Lost keys or FREDCards must be reported immediately upon discovery to the Customer Service Center (x-3452) at Facilities Services and Faculty Student Association. A Key Request form must be submitted to the Customer Service Center for the lock change and replacement keys. Stolen keys or FREDCards must be reported immediately upon discovery to the Customer Service Center (x-3452) at Facilities Services and Faculty Student Association. Customer Service will contact the UNIVERSITY Police. A detailed police report must be filed by the department detailing the circumstances of the theft. A Key Request form must be submitted to the Customer Service department for the lock change and replacement keys. If a key is broken or otherwise damaged, the pieces must be returned to the Customer Service Center. If a key is broken off in a lock or is malfunctioning, immediately notify Customer Service Center. A new key will be issued after damage verification. There is no charge for the replacement. Lost FREDCards should be reported to Information Technology Services and Faculty Student Association. New and replacement FREDCards are issued by the Faculty Student Association. Unreturned keys and FREDCards shall be considered stolen and the user is responsible for replacement cost associated with rekeying impacted areas. Key assignments campus-wide will be audited periodically by Facilities Services. Campus access control clearance code assignments campus-wide will be audited periodically by Buildings Access Coordinators and Information Technology Services.

XI. COMPLIANCE

It is the responsibility of all members of the UNIVERSITY community to observe this policy. Anyone found to be in non-compliance will be subject to sanctions or discipline as determined by the laws of New York, and/or campus administrative procedures or in accordance with the terms and conditions of the collective bargaining agreement (if any) that governs their employment or affiliation with the UNIVERSITY.

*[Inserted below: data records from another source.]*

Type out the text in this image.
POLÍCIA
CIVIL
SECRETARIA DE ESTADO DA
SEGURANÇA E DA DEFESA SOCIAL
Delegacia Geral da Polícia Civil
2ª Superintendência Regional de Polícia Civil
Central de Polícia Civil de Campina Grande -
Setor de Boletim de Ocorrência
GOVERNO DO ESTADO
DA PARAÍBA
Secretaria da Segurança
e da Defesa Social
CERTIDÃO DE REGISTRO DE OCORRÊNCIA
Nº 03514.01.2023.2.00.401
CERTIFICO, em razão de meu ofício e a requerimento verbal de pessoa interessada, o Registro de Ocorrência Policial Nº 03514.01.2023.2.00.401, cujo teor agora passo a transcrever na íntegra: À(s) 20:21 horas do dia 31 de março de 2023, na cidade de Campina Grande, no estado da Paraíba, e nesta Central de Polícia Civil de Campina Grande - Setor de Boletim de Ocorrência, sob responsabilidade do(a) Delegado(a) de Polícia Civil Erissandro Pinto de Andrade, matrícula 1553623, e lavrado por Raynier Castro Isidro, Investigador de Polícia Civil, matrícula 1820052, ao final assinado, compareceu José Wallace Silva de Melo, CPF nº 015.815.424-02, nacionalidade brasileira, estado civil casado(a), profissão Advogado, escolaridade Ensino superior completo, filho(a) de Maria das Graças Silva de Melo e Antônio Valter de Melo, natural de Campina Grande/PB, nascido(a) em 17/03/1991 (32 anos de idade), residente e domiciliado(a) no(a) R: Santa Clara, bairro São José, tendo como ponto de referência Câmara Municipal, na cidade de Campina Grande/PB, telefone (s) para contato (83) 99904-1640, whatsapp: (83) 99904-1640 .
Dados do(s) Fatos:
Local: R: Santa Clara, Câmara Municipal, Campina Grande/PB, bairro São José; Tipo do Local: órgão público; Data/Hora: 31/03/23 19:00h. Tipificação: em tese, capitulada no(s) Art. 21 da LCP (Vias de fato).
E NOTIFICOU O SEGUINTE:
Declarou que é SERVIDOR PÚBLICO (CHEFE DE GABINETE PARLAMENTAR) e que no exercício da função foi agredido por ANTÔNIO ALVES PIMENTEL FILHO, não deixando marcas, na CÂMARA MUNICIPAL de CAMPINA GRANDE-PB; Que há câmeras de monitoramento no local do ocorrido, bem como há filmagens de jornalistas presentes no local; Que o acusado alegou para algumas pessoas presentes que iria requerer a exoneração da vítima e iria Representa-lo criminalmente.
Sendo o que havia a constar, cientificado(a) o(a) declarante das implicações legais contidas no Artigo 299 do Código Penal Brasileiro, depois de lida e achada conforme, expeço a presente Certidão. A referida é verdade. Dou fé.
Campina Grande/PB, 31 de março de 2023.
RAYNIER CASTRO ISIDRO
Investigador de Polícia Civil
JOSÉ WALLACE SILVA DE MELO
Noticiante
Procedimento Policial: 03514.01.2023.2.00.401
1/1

XII. RELATED DOCUMENTS, FORMS AND TOOLS, IF ANY

Related procedures can be found at www. fredonia.edu/facilitiesservices and www.fredonia.edu/resnet.

XIII. RESPONSIBILITY FOR ENFORCEMENT

Responsibility for enforcement of this policy is the Vice President of Academic Affairs and Provost and the Vice President of Finance and Administration.

XIV. AUTHORITY FOR POLICY

Authority for policies is the President’s Cabinet.